Benchmark Raises $225M In Special Funds To Double Down On Cerebras - 1wk ago

Benchmark Capital has quietly assembled more than $225 million in dedicated capital to deepen its bet on Cerebras Systems, the AI chipmaker whose valuation has surged on the back of demand for specialized infrastructure to power large-scale artificial intelligence.

The money was raised through two bespoke vehicles named Benchmark Infrastructure, according to regulatory filings and a person familiar with the deal. Benchmark created these funds specifically to participate in Cerebras’ latest $1 billion financing, which valued the company at $23 billion, nearly triple its valuation just months earlier. Tiger Global led the round, but Benchmark emerged as one of the largest contributors.

The move underscores how far Benchmark is willing to stretch its traditional playbook. The firm is known for keeping its core funds under $450 million and for avoiding growth-stage, capital-intensive bets. Yet Cerebras, which Benchmark first backed in 2016 by leading its $27 million Series A, has become an outlier worth bending the rules for.

Cerebras’ appeal lies in its radical approach to AI hardware. Instead of stitching together many small chips, the company builds a single, enormous processor from almost an entire 300-millimeter silicon wafer. Its latest Wafer Scale Engine spans roughly 8.5 inches per side and integrates about 4 trillion transistors and 900,000 compute cores on one slab of silicon. By keeping all computation on a single chip, Cerebras aims to eliminate the data-transfer bottlenecks that plague conventional GPU clusters and claims more than 20-fold speedups on demanding AI inference workloads.
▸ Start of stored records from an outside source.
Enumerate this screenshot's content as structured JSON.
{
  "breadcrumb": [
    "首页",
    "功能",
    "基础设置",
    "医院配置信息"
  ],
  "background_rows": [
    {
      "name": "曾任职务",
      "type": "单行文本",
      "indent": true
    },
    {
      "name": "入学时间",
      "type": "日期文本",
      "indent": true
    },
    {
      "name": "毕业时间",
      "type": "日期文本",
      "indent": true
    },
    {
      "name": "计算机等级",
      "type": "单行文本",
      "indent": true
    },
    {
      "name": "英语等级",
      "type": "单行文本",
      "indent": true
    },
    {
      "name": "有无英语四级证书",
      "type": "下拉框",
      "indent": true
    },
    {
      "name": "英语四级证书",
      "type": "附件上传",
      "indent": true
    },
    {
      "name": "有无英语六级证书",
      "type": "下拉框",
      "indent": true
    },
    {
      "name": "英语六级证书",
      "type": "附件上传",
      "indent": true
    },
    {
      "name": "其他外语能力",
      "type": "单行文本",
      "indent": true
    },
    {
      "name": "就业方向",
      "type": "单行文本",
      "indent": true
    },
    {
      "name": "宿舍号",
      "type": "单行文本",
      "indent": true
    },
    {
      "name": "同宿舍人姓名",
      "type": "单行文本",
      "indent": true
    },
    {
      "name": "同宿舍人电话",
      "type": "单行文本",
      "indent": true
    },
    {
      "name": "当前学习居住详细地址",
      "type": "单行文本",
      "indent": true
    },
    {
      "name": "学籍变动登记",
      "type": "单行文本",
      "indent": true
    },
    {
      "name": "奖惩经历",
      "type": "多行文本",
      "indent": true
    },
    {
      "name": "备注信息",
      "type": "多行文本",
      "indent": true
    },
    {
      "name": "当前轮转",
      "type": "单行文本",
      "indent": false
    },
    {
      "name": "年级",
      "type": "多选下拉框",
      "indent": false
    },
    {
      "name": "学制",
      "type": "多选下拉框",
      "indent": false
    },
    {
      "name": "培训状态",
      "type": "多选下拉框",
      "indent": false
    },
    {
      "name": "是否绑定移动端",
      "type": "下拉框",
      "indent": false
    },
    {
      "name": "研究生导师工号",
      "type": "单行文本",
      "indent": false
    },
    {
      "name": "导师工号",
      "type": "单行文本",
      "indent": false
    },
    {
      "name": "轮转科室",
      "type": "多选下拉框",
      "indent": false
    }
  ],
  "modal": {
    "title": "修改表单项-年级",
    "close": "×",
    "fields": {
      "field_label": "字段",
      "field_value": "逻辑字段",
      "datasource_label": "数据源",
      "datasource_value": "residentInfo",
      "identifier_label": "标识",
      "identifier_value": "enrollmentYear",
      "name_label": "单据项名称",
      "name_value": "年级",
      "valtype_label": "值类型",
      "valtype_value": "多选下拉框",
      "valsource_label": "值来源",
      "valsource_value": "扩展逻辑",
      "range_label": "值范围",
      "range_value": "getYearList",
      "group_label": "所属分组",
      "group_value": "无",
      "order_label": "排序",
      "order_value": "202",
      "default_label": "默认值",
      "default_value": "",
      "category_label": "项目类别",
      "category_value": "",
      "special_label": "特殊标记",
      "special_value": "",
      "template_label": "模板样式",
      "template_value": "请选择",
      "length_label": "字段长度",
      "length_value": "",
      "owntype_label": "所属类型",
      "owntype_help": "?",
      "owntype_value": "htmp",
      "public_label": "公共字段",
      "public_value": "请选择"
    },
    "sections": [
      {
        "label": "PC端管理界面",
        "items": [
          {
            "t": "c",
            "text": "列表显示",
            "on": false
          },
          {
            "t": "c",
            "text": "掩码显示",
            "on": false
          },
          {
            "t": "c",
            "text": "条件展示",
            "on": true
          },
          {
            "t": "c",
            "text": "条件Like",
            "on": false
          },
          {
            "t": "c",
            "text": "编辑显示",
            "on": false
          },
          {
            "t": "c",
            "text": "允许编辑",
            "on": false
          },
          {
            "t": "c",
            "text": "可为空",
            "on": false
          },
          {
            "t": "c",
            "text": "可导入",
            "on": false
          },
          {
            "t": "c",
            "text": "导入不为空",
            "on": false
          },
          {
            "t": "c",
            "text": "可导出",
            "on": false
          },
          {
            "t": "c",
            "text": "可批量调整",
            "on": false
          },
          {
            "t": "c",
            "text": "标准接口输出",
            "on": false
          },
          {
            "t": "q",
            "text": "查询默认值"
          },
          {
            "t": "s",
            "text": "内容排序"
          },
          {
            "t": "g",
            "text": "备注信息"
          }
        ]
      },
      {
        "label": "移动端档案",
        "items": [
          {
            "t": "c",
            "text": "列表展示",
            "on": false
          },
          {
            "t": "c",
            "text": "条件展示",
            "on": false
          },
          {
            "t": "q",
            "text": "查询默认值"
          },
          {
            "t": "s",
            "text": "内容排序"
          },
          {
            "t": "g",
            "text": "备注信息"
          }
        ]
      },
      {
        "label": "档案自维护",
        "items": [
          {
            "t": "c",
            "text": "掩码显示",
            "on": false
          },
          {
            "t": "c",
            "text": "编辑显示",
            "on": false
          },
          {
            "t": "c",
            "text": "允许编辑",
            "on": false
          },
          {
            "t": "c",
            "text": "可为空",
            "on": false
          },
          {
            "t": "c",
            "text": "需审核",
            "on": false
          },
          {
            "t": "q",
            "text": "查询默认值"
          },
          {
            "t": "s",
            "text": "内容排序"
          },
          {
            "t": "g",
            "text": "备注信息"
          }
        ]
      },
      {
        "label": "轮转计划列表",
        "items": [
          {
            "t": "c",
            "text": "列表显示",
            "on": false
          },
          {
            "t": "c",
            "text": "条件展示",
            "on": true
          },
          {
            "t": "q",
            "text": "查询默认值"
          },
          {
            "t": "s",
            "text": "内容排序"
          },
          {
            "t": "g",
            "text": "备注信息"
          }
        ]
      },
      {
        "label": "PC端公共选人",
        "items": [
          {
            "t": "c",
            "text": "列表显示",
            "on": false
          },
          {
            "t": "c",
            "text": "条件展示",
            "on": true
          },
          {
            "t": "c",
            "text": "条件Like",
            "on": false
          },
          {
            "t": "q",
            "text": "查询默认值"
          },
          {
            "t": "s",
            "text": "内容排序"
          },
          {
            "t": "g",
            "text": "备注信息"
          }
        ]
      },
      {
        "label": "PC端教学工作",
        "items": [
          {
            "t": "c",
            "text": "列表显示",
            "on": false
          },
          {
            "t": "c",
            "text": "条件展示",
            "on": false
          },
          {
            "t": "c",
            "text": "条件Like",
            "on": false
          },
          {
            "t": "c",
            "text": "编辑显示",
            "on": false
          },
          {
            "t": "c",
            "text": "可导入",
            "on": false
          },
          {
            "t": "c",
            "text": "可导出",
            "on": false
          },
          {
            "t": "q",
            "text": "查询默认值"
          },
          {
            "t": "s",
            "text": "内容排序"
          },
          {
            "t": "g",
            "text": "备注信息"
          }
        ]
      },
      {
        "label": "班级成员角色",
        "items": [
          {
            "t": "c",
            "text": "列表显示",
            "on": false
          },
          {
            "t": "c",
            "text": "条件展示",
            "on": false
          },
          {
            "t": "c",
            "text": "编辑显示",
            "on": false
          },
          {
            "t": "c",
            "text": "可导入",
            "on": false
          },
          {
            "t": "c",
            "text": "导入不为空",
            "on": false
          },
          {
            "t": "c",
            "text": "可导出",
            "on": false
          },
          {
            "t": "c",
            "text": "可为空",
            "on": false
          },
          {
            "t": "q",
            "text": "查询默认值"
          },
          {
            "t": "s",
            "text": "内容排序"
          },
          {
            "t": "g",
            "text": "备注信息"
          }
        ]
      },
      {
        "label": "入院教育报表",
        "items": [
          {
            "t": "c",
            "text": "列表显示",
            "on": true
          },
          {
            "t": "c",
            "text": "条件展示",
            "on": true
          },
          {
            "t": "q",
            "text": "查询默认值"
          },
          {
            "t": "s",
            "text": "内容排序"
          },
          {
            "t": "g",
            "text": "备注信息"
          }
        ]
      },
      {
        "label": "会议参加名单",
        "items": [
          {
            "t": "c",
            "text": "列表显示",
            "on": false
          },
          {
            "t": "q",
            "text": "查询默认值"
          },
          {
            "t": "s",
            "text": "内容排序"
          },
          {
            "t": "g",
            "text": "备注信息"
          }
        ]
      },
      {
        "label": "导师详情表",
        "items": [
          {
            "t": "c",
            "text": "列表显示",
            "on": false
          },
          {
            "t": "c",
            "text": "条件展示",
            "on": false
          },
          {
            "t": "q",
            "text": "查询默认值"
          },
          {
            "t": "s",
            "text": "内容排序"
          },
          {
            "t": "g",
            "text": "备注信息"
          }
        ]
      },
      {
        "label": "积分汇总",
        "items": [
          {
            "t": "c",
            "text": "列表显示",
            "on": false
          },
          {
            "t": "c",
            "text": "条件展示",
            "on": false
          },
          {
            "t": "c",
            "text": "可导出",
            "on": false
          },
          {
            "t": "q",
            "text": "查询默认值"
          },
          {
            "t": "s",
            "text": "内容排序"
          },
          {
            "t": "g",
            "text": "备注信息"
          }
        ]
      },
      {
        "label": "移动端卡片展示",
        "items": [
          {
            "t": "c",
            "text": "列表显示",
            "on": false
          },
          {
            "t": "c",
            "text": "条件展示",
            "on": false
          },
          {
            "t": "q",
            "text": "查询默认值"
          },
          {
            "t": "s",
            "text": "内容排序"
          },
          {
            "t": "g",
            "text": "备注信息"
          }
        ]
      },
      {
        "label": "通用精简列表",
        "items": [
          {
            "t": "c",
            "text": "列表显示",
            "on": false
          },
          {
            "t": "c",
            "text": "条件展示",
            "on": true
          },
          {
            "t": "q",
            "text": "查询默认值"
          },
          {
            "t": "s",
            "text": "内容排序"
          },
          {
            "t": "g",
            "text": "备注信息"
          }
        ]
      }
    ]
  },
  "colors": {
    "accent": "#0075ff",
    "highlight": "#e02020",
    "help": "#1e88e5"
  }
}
The company has parlayed that technology into marquee commercial traction. It recently signed a multi-year agreement valued at over $10 billion to deliver 750 megawatts of compute capacity to OpenAI, a deal intended to accelerate complex AI queries on OpenAI’s platforms. OpenAI chief executive Sam Altman is also an investor in Cerebras, further tightening the strategic ties between the two companies.

Cerebras’ path to the public markets has been less straightforward. Its heavy reliance on UAE-based G42, which once represented the vast majority of its revenue, drew scrutiny from U.S. national security regulators because of G42’s historical links to Chinese technology firms. That review delayed Cerebras’ initial IPO ambitions and forced the company to pull an earlier filing. After G42 was removed from its investor roster, Cerebras resumed preparations for a listing, now targeting a public debut in the second quarter of 2026.